CONCILIATION OF SFERICS (2016b)
Though I did not attend the Radio Revolten Festival, I did experience Kogawa’s contribution to it — a video entitled CONCILIATION OF SFERICS — online, and I recommend that you do the same. The video begins with the image of two radio receivers and four circular coils of red wire attached to small electronic gadgets about the size of a postage stamp. These are Kogawa’s latest “'all band transmitters,” which can cover large swaths of the spectrum, including most of the AM and FM bands.[2] As a hand reaches towards these transmitters, the camera angle shifts and I realize that Kogawa has used a bodycam to capture this performance, creating not only a piece of video documentation, but also a work of video art that allows viewers to virtually experience the performance from his point of view. I notice that the position of his hands roughly corresponds to the position of my own hands, which rest idly on the keyboard, and as I gaze into the screen, it is easy for me to imagine his hands as a digital extension of my very own.
CONCILIATION OF SFERICS by Tetsuo Kogawa (Video taken from https://vimeo.com/204772735 posted by Mobile Radio, 19 February 2017).
After Kogawa attaches 9-volt batteries to each of the transmitters, an electronic squeal enters the scene. As it whines and falls in pitch, other tones ascend from below. When Kogawa places his hand over one of the batteries, this tonal chorus is squelched and as he picks up the battery, individual squeals once again break free and scurry up and down in pitch. As Kogawa slowly raises, lowers, and moves these transmitters from side to side, tiny chirps flutter around the stereo field, quickly and chaotically. Sometimes a crashing wave of noise drowns out these sounds. Other times, they seem to move in a synchronized harmony that forms a rhythmic drone resembling an accelerating or decelerating motor.
Kogawa specified three compositional rules for CONCILIATION OF SFERICS, and he describes his process for creating the piece in the following manner:
In the beginning, I made wide-band [...] transmitters covering 500KHz to 150MHz and more of the harmonics. [...] The point of my live performance is: (1) not using any ready-made sound-devices; (2) less creating ‘music’; (3) insisting on my hands moving as a kind of ‘hands-dance’. (Kogawa 2016c)
After reading Kogawa's rules for this performance, I realize that I will have a hard time discerning a direct correlation between the sounds I hear and the movements I see on the screen as the video plays. As much as I try to find connections among the signals produced and the positions of radio transmitters, receivers, hands, lights, and other material elements contained within the frame, the more I come to accept that I will never fully grasp the whole picture.
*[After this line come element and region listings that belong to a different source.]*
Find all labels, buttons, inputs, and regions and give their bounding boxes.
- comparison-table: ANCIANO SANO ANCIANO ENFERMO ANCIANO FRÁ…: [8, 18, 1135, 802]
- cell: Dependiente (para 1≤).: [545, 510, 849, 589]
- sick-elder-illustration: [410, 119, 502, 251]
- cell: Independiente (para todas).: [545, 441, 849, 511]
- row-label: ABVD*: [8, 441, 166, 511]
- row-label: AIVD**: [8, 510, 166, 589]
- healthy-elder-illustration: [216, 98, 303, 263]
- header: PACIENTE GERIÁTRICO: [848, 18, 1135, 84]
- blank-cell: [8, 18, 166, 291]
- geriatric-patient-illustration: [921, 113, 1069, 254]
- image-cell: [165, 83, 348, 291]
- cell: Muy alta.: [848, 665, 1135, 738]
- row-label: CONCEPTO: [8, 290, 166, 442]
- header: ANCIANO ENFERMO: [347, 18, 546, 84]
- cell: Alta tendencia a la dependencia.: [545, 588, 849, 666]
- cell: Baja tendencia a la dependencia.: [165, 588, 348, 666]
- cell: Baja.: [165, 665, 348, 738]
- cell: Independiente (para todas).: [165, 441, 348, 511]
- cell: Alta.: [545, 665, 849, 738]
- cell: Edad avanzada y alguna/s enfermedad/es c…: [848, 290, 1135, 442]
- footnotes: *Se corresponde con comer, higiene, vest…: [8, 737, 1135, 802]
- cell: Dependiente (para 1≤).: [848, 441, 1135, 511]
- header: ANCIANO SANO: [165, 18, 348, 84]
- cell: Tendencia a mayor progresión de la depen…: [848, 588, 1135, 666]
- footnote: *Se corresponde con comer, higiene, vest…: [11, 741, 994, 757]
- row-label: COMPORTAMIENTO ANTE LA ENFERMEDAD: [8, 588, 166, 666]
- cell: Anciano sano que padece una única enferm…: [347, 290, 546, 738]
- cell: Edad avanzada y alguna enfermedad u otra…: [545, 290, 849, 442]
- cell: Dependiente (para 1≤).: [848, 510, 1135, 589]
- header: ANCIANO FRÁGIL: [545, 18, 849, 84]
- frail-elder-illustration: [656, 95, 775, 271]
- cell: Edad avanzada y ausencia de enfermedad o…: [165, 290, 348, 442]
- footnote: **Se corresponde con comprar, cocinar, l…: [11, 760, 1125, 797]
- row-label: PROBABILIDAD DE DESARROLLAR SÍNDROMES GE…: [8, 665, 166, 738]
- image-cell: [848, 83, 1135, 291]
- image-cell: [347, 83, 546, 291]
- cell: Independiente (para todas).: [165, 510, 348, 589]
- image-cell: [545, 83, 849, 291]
There will always be something else — some extra element beyond my perception — that has caused these sounds to manifest in the way they did.
I have seen many art projects that deal with radio by making this form of electromagnetic energy easier to perceive, such as the Architecture of Radio app, which aims “to provide a comprehensive window into the infosphere” by visualizing wireless signals (Vijgen 2015: n.p.). However, Kogawa's performances are different. They keep the mysteries of the radio hidden. His slow hand movements and the chaotic agglomeration of sounds cause the airwaves to seem strange and make them more difficult to perceive in their entirety. Yet, within this obscurity, it becomes easier to perceive radio as something fascinating and unknown, a site for discovery filled with potential. Kogawa's hand movements begin to uncover this potential by investigating the aesthetic and performative possibilities of the airwaves during his direct interventions into and within this electromagnetic realm.
In an interview with his long-time friend and collaborator, the Fluxus artist, Yasunao Tone, Kogawa explains: “In my ‘hand-waving’ performance of radioart, my hands [are] not controlled by my senses nor by my taste” (Kogawa 2008). What, then, guides Kogawa in these performances? Perhaps he moves his hands and the radio transmitters in response to the sounds they produce, but if this is the case, then which object is really the transmitter and which one is the receiver? Also, what exactly is it that we hear in these performances? Since these transmitters are not attached to a microphone or an audio playback device, what is this sound anyway? Is it the sound of radio itself or is it something else?